In this paper, we obtain some general results on information retrieval from the black hole interior, based on the recent progress on quantum extremal surface formula and entanglement island. We study an AdS black hole coupled to a bath with generic dynamics, and ask whether it is possible to retrieve information about a small perturbation in the interior from the bath system. We show that the one-norm distance between two reduced states in a bath region A is equal to the same quantity in the bulk quantum field theory for region AI where I is the entanglement island of A. This is a straightforward generalization of bulk-boundary correspondence in AdS/CFT. However, we show that a contradiction arises if we apply this result to a special situation when the bath dynamics includes a unitary operation that carries a particular measurement to a region A and send the result to another region W. Physically, the contradiction arises between transferability of classical information during the measurement, and non-transferability of quantum information which determines the entanglement island. We propose that the resolution of the contradiction is to realize that the state reconstruction formula does not apply to the special situation involving interior-information-retrieving measurements.
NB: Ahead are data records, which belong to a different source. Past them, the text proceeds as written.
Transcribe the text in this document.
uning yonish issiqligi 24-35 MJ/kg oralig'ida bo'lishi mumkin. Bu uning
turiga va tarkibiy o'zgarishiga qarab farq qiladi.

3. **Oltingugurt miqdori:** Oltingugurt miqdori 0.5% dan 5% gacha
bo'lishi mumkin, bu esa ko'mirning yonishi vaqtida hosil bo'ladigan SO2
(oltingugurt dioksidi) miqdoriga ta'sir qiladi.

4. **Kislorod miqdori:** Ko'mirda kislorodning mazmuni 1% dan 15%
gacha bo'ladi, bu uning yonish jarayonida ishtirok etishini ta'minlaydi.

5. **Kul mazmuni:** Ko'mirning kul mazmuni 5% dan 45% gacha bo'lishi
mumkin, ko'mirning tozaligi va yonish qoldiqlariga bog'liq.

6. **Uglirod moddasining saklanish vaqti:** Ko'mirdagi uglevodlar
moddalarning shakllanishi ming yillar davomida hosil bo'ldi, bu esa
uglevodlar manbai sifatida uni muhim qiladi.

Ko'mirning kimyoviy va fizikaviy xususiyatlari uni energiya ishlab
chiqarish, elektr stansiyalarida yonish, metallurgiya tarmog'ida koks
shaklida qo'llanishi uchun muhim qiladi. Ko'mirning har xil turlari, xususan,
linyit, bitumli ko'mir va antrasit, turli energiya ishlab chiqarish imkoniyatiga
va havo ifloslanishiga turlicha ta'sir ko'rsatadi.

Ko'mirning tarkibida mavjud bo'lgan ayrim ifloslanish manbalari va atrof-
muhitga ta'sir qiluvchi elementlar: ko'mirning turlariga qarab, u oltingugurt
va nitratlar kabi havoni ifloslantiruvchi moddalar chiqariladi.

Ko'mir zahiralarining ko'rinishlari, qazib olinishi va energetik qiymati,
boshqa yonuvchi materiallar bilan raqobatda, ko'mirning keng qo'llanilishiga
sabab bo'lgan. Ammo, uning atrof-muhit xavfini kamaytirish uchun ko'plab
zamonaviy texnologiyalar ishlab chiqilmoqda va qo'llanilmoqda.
This implies that the assumption of smooth replica AdS geometry with boundary condition set by the flat space bath has to break down when the particular measurement operator is applied to the bath. Using replica trick, we introduce an explicitly construction of such operator, which we name as “miracle operators”. From this construction we see that the smooth replica geometry assumption breaks down because we have to introduce extra replica wormholes connecting with the “simulated blackholes” introduced by the miracle operator. We study the implication of miracle operators in understanding the firewall paradox.